My mom and dad tell me a little bit about it. I don’t think they tell me a whole lot because they don’t want me to worry about it. We used to be very friendly, but things changed. It’s pretty bad right now. When I was there, it was all good. You could walk around the streets at night. It changed (because of) the drug war. Right now it’s one of the most dangerous cities or states in the world. Nobody’s safe down there.

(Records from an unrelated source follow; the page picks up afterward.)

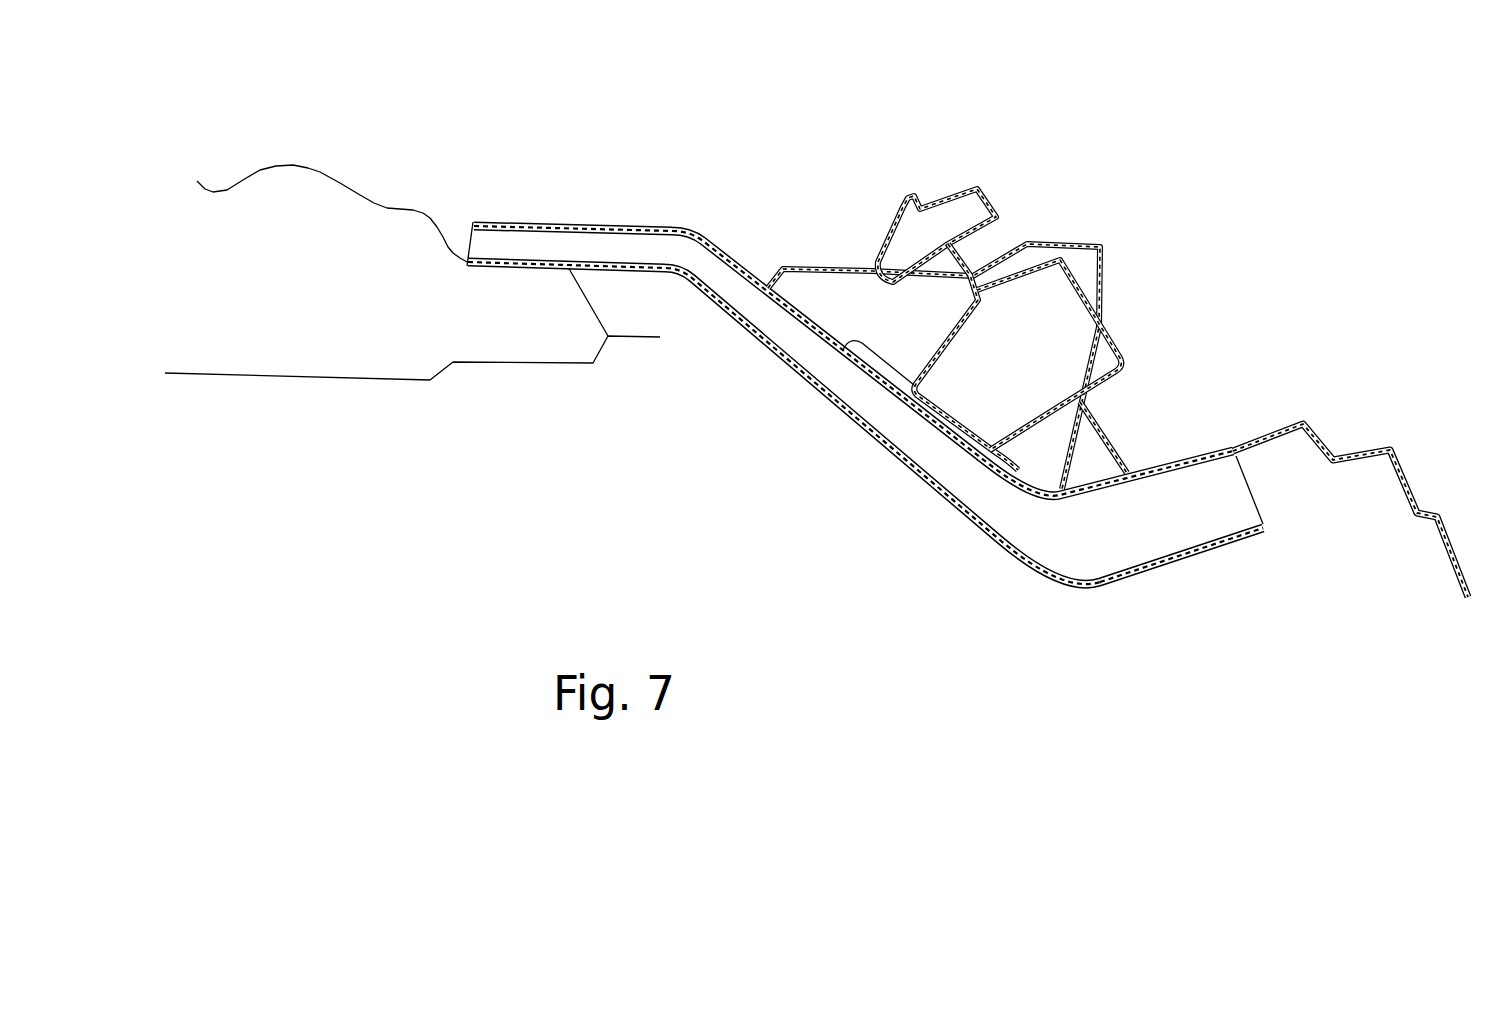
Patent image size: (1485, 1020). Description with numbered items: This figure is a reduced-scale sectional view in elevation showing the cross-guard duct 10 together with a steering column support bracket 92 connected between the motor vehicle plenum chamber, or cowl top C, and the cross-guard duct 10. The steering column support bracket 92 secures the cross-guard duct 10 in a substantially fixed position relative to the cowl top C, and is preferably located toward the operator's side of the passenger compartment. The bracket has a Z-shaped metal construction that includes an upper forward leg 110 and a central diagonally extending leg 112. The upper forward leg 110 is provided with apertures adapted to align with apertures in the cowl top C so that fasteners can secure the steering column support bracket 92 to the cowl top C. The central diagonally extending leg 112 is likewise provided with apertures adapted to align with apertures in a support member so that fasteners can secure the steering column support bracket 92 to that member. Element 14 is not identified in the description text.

The cross-guard duct 10 is at (1170, 128).
The cowl top C is at (333, 173).
The bed rail 14 is at (1130, 583).
The steering column support bracket 92 is at (850, 366).
The upper forward leg 110 is at (610, 227).
The central diagonally extending leg 112 is at (780, 360).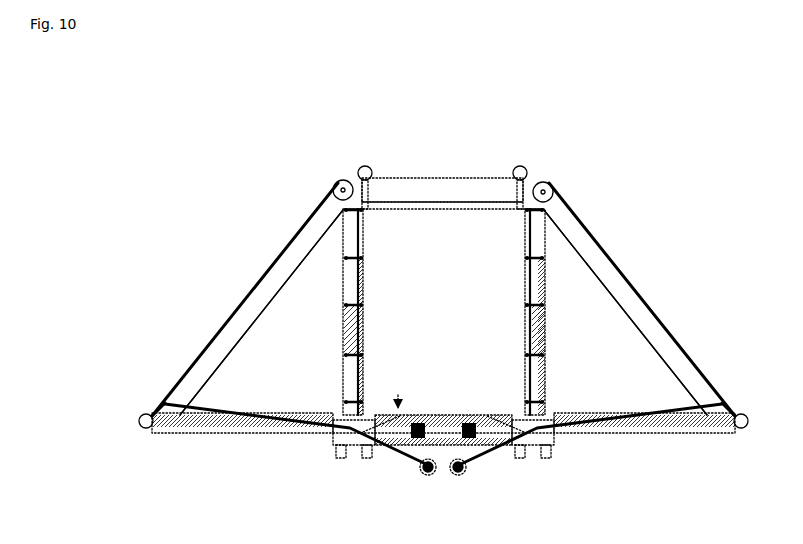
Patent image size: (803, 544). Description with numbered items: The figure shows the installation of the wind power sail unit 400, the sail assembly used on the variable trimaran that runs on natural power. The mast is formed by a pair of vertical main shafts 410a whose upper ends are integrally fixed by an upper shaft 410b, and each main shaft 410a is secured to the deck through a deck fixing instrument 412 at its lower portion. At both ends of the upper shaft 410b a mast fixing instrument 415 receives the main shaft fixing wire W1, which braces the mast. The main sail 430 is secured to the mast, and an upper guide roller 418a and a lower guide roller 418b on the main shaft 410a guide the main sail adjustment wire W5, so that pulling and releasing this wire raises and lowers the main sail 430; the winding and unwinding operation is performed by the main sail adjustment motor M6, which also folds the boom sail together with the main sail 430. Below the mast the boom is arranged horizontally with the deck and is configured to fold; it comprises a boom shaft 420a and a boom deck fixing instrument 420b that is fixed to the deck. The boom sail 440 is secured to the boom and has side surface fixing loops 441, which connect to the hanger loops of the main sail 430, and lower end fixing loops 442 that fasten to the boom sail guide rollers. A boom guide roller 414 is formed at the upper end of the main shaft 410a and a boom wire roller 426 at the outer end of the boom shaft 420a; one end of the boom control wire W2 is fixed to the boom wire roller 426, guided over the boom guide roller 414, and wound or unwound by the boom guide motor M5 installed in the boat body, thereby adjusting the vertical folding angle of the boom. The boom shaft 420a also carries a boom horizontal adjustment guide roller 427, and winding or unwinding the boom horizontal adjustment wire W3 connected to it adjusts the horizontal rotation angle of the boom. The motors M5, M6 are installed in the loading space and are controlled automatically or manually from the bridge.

The wind power sail unit 400 is at (200, 76).
The main shaft 410a is at (335, 345).
The upper shaft 410b is at (424, 160).
The deck fixing instrument 412 is at (365, 458).
The boom guide roller 414 is at (337, 180).
The mast fixing instrument 415 is at (366, 165).
The upper guide roller 418a is at (506, 176).
The lower guide roller 418b is at (505, 447).
The boom shaft 420a is at (201, 442).
The boom deck fixing instrument 420b is at (340, 460).
The boom wire roller 426 is at (142, 413).
The boom horizontal adjustment guide roller 427 is at (157, 397).
The main sail 430 is at (400, 447).
The boom sail 440 is at (208, 336).
The side surface fixing loops 441 is at (292, 267).
The lower end fixing loops 442 is at (248, 430).
The main shaft fixing wire W1 is at (333, 230).
The boom control wire W2 is at (230, 360).
The boom horizontal adjustment wire W3 is at (318, 435).
The main sail adjustment wire W5 is at (556, 230).
The boom guide motor M5 is at (457, 477).
The main sail adjustment motor M6 is at (430, 477).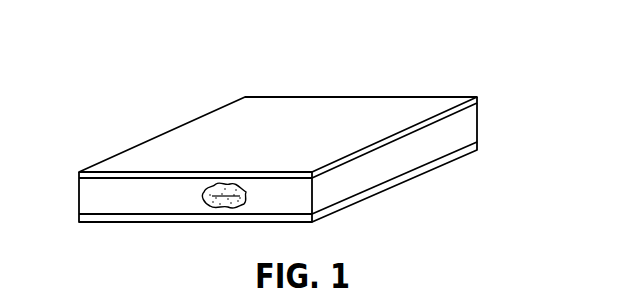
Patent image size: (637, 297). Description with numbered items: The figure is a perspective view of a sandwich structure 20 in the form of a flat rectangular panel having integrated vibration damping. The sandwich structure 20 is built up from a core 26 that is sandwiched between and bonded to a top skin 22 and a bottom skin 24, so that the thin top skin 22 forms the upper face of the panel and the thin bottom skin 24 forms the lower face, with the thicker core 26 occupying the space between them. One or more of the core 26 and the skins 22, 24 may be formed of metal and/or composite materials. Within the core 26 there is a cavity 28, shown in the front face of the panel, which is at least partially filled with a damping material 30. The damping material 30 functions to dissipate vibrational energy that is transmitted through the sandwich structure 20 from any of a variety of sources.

The sandwich structure 20 is at (125, 123).
The top skin 22 is at (422, 107).
The bottom skin 24 is at (410, 175).
The core 26 is at (457, 125).
The cavity 28 is at (223, 184).
The damping material 30 is at (222, 210).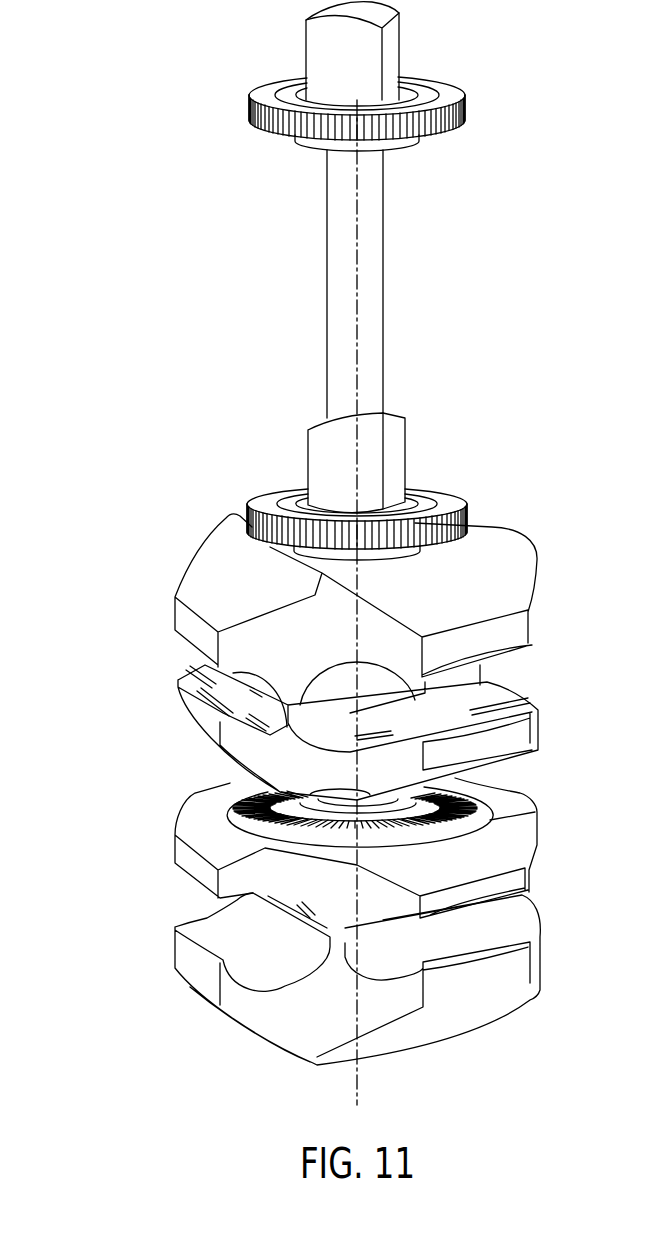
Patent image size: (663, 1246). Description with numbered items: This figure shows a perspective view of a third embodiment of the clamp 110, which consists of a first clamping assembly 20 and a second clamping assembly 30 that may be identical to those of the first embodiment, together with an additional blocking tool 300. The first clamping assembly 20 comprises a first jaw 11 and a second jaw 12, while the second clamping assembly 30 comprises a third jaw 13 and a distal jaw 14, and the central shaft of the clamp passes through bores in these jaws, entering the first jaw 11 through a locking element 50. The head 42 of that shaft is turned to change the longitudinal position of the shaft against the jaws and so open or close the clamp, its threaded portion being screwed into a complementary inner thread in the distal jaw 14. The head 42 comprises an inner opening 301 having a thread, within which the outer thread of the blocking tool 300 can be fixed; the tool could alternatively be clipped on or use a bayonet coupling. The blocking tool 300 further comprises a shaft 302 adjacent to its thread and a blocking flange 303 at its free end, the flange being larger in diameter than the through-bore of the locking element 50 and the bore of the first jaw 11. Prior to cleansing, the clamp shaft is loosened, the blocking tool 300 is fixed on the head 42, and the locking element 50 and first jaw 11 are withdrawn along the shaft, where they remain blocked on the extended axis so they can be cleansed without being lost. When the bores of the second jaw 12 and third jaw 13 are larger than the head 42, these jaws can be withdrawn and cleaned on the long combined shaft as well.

The clamp 110 is at (106, 372).
The blocking tool 300 is at (190, 243).
The blocking flange 303 is at (443, 98).
The shaft 302 is at (375, 258).
The inner opening 301 is at (345, 420).
The head 42 is at (398, 452).
The locking element 50 is at (262, 493).
The first clamping assembly 20 is at (138, 645).
The first jaw 11 is at (522, 570).
The second jaw 12 is at (542, 737).
The second clamping assembly 30 is at (151, 894).
The third jaw 13 is at (515, 848).
The distal jaw 14 is at (522, 965).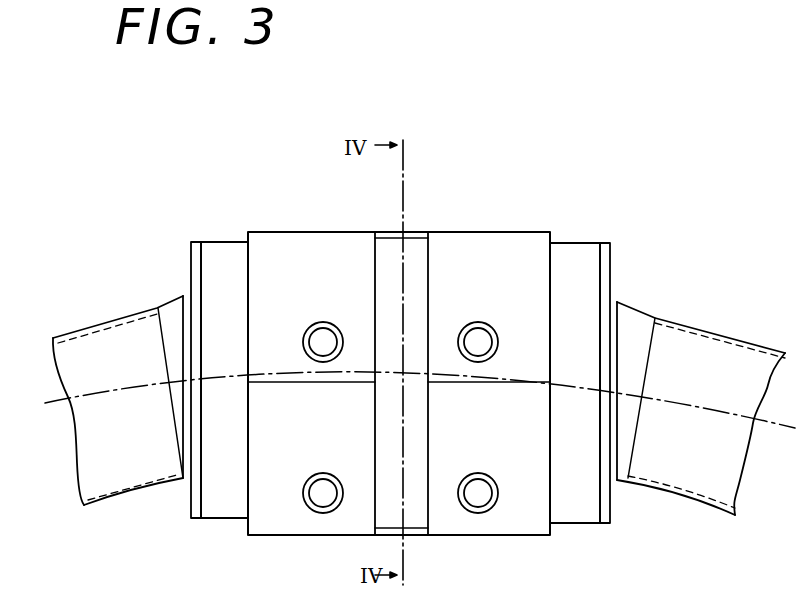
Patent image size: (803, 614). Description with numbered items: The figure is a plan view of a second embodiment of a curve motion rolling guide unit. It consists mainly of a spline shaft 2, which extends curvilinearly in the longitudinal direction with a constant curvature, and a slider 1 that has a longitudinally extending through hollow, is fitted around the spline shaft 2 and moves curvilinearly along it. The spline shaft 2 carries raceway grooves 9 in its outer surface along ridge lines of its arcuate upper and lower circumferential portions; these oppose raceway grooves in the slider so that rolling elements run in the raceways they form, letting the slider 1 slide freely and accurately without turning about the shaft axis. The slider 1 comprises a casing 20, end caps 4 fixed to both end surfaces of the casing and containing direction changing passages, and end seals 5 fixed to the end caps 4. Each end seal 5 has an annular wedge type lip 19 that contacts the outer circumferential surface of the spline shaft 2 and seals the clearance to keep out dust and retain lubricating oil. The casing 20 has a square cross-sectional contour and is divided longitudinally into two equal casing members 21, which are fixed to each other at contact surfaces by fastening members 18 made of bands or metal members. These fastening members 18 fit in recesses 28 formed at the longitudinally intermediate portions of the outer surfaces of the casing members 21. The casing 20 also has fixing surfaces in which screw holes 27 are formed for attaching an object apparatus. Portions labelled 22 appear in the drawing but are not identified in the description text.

The slider 1 is at (428, 212).
The spline shaft 2 is at (92, 390).
The end cap 4 is at (235, 280).
The end seal 5 is at (195, 267).
The raceway groove 9 is at (108, 497).
The fastening member 18 is at (415, 247).
The lip 19 is at (177, 402).
The casing 20 is at (490, 245).
The casing member 21 is at (325, 258).
The block segment 22 is at (262, 267).
The screw hole 27 is at (478, 338).
The recess 28 is at (378, 290).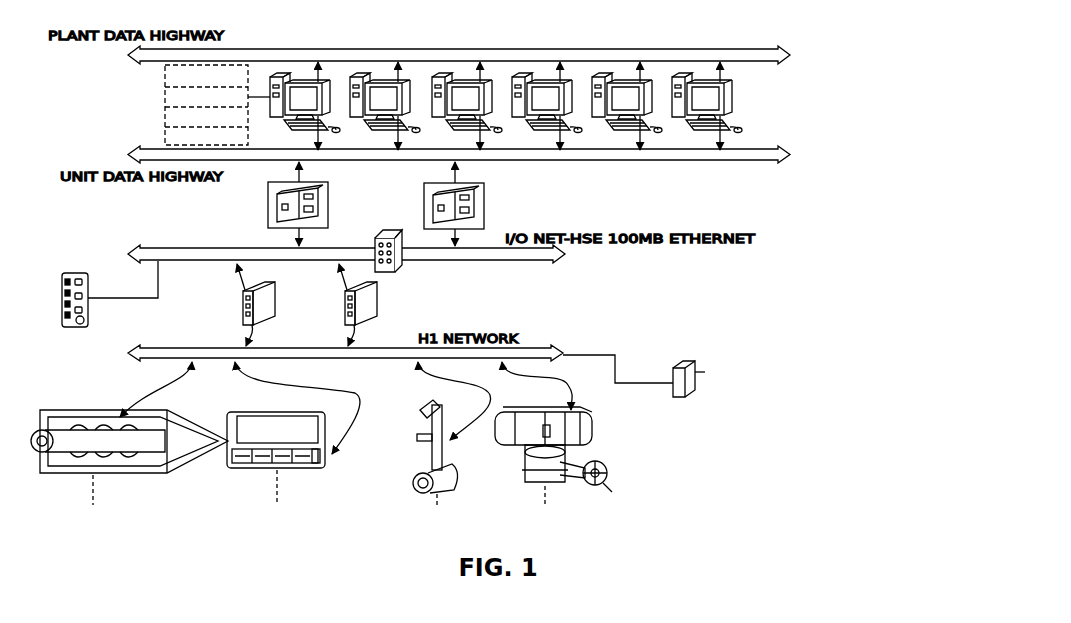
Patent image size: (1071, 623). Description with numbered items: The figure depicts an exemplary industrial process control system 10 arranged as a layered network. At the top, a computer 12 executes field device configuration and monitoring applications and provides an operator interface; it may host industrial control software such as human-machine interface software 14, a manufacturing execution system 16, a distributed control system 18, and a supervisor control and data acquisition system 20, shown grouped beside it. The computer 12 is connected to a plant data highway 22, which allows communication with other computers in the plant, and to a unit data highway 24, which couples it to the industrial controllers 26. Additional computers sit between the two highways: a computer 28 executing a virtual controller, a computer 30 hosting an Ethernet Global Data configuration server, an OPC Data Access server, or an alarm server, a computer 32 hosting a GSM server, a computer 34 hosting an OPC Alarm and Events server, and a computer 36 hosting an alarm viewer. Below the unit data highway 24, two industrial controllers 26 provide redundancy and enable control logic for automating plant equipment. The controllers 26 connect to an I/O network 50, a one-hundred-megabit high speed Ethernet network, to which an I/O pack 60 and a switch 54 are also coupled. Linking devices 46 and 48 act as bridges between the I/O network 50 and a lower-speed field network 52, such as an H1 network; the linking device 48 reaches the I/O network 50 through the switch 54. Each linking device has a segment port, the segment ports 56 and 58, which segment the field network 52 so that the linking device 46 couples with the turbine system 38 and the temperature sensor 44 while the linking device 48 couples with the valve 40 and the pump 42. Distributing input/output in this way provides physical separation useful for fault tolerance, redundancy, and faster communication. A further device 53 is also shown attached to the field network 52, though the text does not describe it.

The industrial process control system 10 is at (886, 51).
The computer 12 is at (283, 77).
The human-machine interface (HMI) software 14 is at (165, 80).
The manufacturing execution system (MES) 16 is at (165, 100).
The distributed control system (DCS) 18 is at (165, 120).
The supervisor control and data acquisition (SCADA) system 20 is at (165, 140).
The plant data highway 22 is at (790, 51).
The unit data highway 24 is at (790, 151).
The industrial controller 26 is at (329, 205).
The computer 28 is at (363, 77).
The computer 30 is at (445, 77).
The computer 32 is at (525, 77).
The computer 34 is at (605, 77).
The computer 36 is at (685, 77).
The turbine system 38 is at (150, 480).
The valve 40 is at (446, 490).
The pump 42 is at (610, 480).
The temperature sensor 44 is at (294, 468).
The linking device 46 is at (275, 299).
The linking device 48 is at (377, 299).
The I/O network 50 is at (567, 257).
The field network 52 is at (567, 351).
The field device 53 is at (681, 367).
The switch 54 is at (402, 268).
The segment port 56 is at (239, 327).
The segment port 58 is at (341, 327).
The I/O pack 60 is at (74, 273).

And it’s not just woe-is-me hyperbole on Gutierrez’s part. There have been over 15,000 drug-related murders in Mexico in the last year (a country with a population one-third as large as the U.S.), over 34,000 in the last four years, and his state is ground zero for many of the beheadings and execution-style killings that make the news stateside. In fact, the only other places in the entire world with as many bodies piling up on a regular basis are Iraq and Afghanistan, which as we all know are quite literally war-torn provinces. The power of a group of battling druglords has created war-like conditions for many formerly-quiet places with our neighbors to the south, and even though the Gutierrez family has not yet been specifically impacted, you have to wonder if it’s only a matter of time. Hopefully the junior guard who has more than doubled his scoring output this season for Mike Montgomery’s squad will be able to use his versatile talents as a scorer and defender in the next year or so to earn enough money as a professional player to move his family to a safer place — if that’s not something we should all be rooting for, we don’t know what is.